Brain Centre Rudolf Magnus, Department of Translational Neuroscience, University Medical Center Utrecht, Utrecht, The Netherlands.
Altrecht Eating Disorders Rintveld, Zeist, The Netherlands.
Leibniz-Institute for Prevention Research and Epidemiology-BIPS, Bremen, Germany.
Research and Education Institute of Child Health, Strovolos, Cyprus.
Section for Epidemiology and Social Medicine (EPSO), University of Gothenburg, Gothenburg, Sweden.
Department of Public Health, Faculty of Medicine and Health Sciences, Ghent University, Ghent, Belgium.
Growth, Exercise, NUtrition and Development (GENUD) Research Group, Universidad de Zaragoza, Instituto Agroalimentario de Aragón (IA2), Instituto de Investigación Sanitaria de Aragón (IIS Aragón) and Centro de Investigación Biomédica en Red de Fisiopatología de la Nutrición y la Obesidad (CIBEROBN), Zaragoza, Spain.
Institute of Food Sciences, National Research Council, Avellino, Italy.
Department of Pediatrics, Medical Faculty, University of Pécs, Pécs, Hungary.
Department of Chronic Diseases, National Institute for Health Development, Tallinn, Estonia.



To explore the association between emotion-driven impulsiveness, cognitive inflexibility, decision-making and weight status as reflected in body mass index (BMI) z-score (zBMI) in European adolescents.


In total, 3354 adolescents aged between 12 and 18 years from the I.Family cohort completed the questionnaire-based negative urgency subscale from the UPPS-P Impulsive Behavior Scale to measure emotion-driven impulsiveness in 2013/2014. Furthermore, 1584 adolescents completed the computer-based Bergs Card Sorting Test to measure cognitive inflexibility, and 1780 adolescents completed the Hungry Donkey Test to assess decision-making ability. Anthropometric variables were measured objectively; confounding variables (age, sex, socioeconomic status and country) were assessed using a questionnaire. Mixed-effect regression analyses were conducted for each outcome of the test or questionnaire as a predictor with standardised BMI (zBMI) as the dependent variable in order to investigate association between markers of cognitive functioning and zBMI.

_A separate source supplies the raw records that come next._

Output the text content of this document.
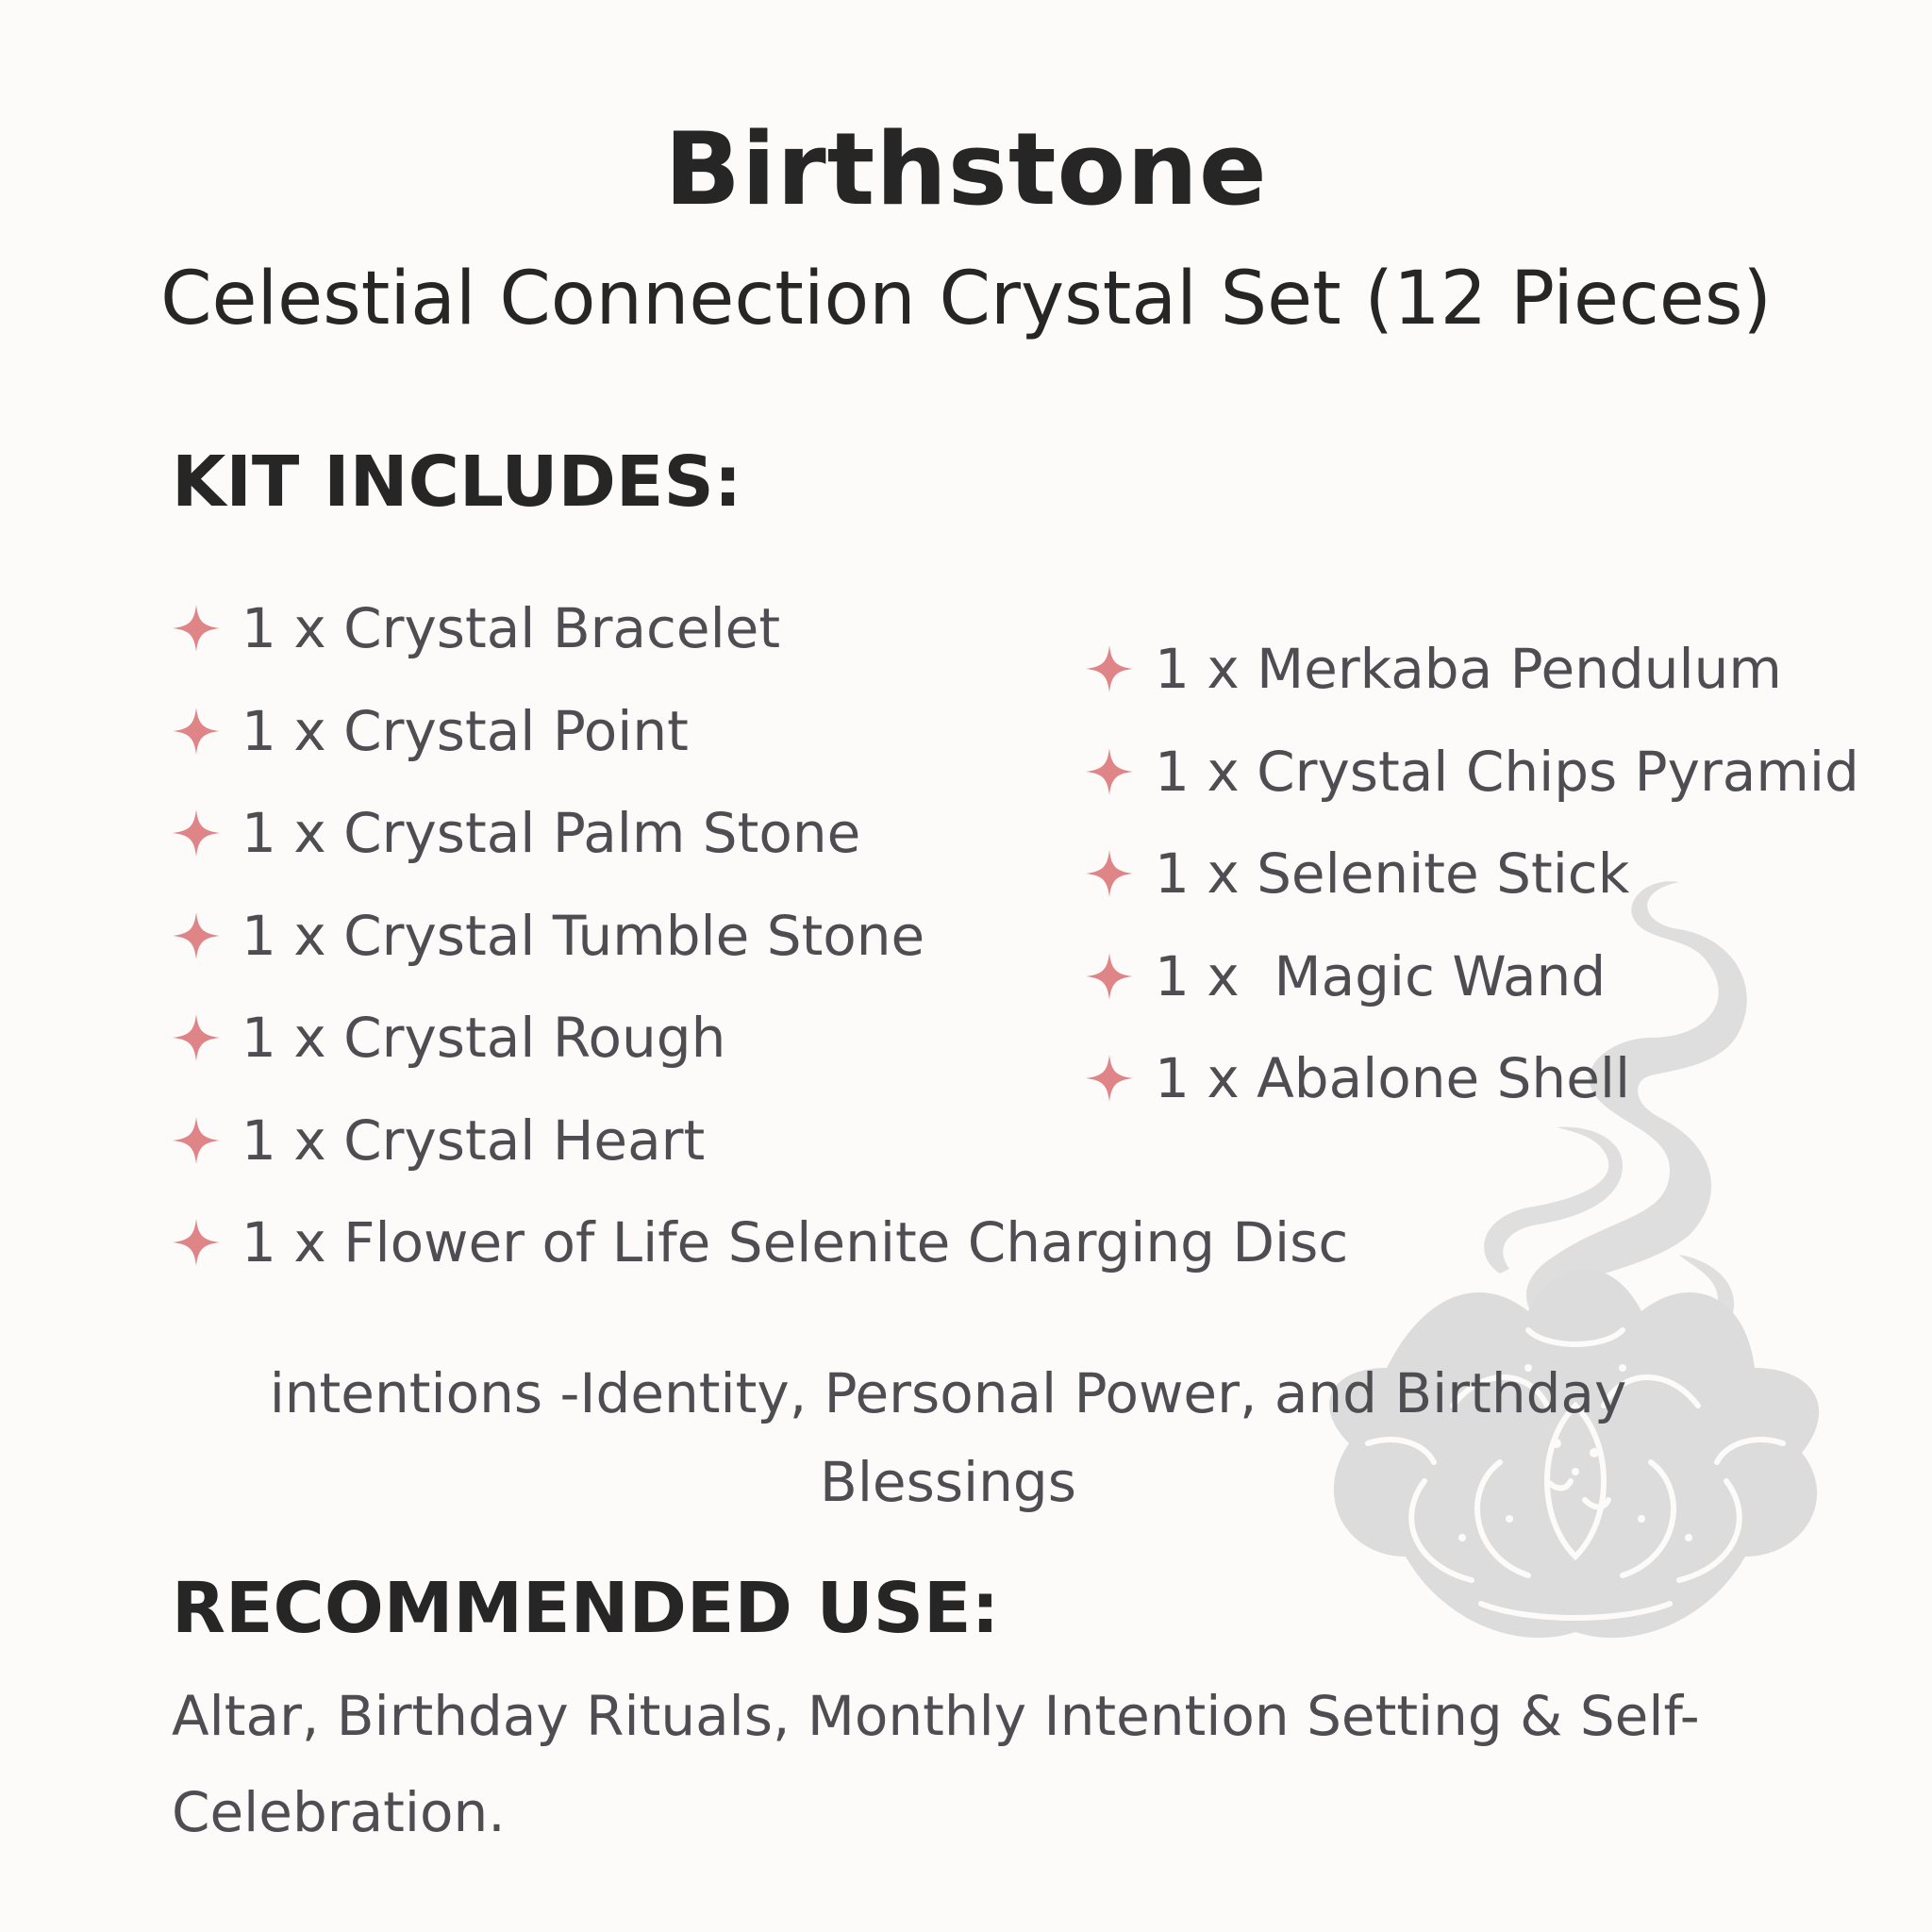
Birthstone
Celestial Connection Crystal Set (12 Pieces)
KIT INCLUDES:
1 x Crystal Bracelet
1 x Crystal Point
1 x Crystal Palm Stone
1 x Crystal Tumble Stone
1 x Crystal Rough
1 x Crystal Heart
1 x Flower of Life Selenite Charging Disc
1 x Merkaba Pendulum
1 x Crystal Chips Pyramid
1 x Selenite Stick
1 x  Magic Wand
1 x Abalone Shell
intentions -Identity, Personal Power, and Birthday Blessings
RECOMMENDED USE:
Altar, Birthday Rituals, Monthly Intention Setting & Self-Celebration.
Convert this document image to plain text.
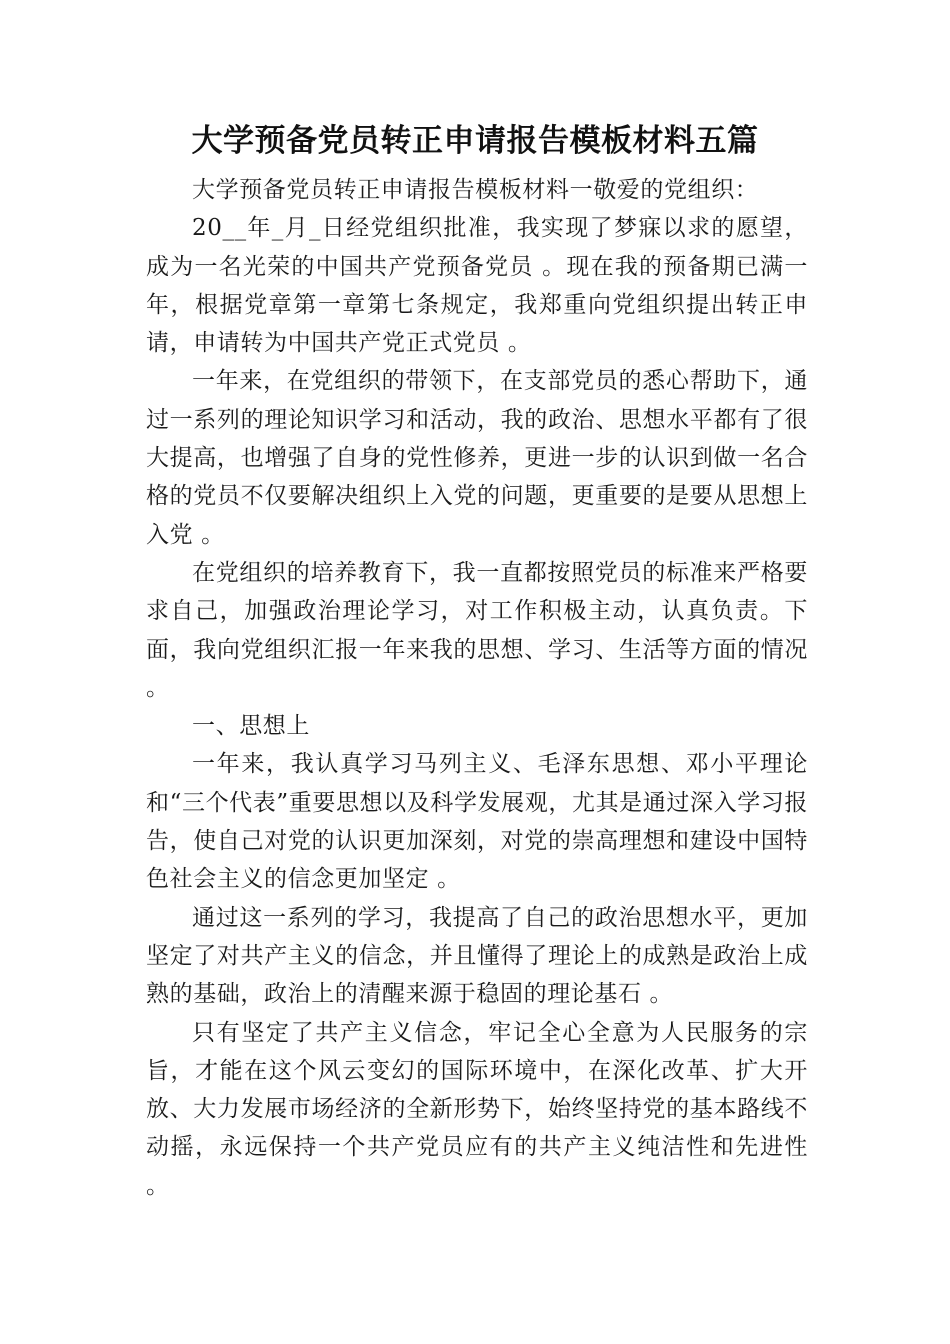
大学预备党员转正申请报告模板材料五篇

大学预备党员转正申请报告模板材料一敬爱的党组织：

20__年_月_日经党组织批准，我实现了梦寐以求的愿望，成为一名光荣的中国共产党预备党员 。现在我的预备期已满一年，根据党章第一章第七条规定，我郑重向党组织提出转正申请，申请转为中国共产党正式党员 。

一年来，在党组织的带领下，在支部党员的悉心帮助下，通过一系列的理论知识学习和活动，我的政治、思想水平都有了很大提高，也增强了自身的党性修养，更进一步的认识到做一名合格的党员不仅要解决组织上入党的问题，更重要的是要从思想上入党 。

在党组织的培养教育下，我一直都按照党员的标准来严格要求自己，加强政治理论学习，对工作积极主动，认真负责。下面，我向党组织汇报一年来我的思想、学习、生活等方面的情况 。

一、思想上

一年来，我认真学习马列主义、毛泽东思想、邓小平理论和“三个代表”重要思想以及科学发展观，尤其是通过深入学习报告，使自己对党的认识更加深刻，对党的崇高理想和建设中国特色社会主义的信念更加坚定 。

通过这一系列的学习，我提高了自己的政治思想水平，更加坚定了对共产主义的信念，并且懂得了理论上的成熟是政治上成熟的基础，政治上的清醒来源于稳固的理论基石 。

只有坚定了共产主义信念，牢记全心全意为人民服务的宗旨，才能在这个风云变幻的国际环境中，在深化改革、扩大开放、大力发展市场经济的全新形势下，始终坚持党的基本路线不动摇，永远保持一个共产党员应有的共产主义纯洁性和先进性 。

After controlling for confounders, results showed that emotion-driven impulsiveness (β=0.18, 95% confidence interval (CI): 0.13 to 0.24, P<0.001) and cognitive inflexibility (β=0.01, 95% CI: 0.002 to 0.02, P=0.016) were positively associated with zBMI. However, decision-making ability was not significantly related to zBMI (β=0.001, 95% CI: -0.001 to 0.003, P=0.47).


More emotion-driven impulsiveness and reduced cognitive flexibility were associated with a higher zBMI in adolescents across Europe. These results may indicate that being impulsive in negative situations and having difficulties changing mental sets increase the susceptibility for unhealthy weight development. Reducing impulsivity and training cognitive flexibility seem promising targets for the prevention and intervention programmes of obesity.